Efficient trans-dimensional Bayesian inversion for geoacoustic profile estimation

This paper considers the efficiency of trans-dimensional (trans-D) Bayesian inversion based on reversible-jump Markov-chain Monte Carlo (rjMCMC) sampling, with application to geophysical inverse problems for a depth-dependent earth or seabed model of an unknown number of layers (seabed acoustic reflectivity inversion is the specific example). Trans-D inversion is applied to sample the posterior probability density over geoacoustic/geophysical parameters for a variable number of layers, providing profile estimates with uncertainties that include the uncertainty in the model parameterization. However, the approach is computationally intensive.

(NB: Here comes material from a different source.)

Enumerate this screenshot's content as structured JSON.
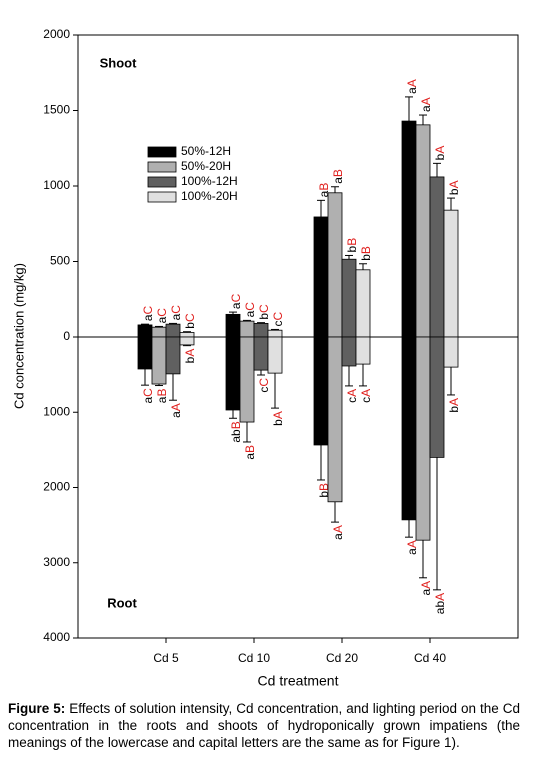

The efficiency of rjMCMC sampling is largely determined by the proposal schemes which are applied to generate perturbed values for existing parameters and new values for parameters assigned to layers added to the model. Several proposal schemes are considered here, some of which appear new for trans-D geophysical inversion. Perturbations of existing parameters are considered in a principal-component space based on an eigen-decomposition of the unit-lag parameter covariance matrix (computed from successive models along the Markov chain, a diminishing adaptation). The relative efficiency of proposing new parameters from the prior versus a Gaussian distribution focused near existing values is examined. Parallel tempering, which employs a sequence of interacting Markov chains in which the likelihood function is successively relaxed, is also considered as a means to increase the acceptance rate of new layers. The relative efficiency of various proposal schemes is compared through repeated inversions with a pragmatic convergence criterion.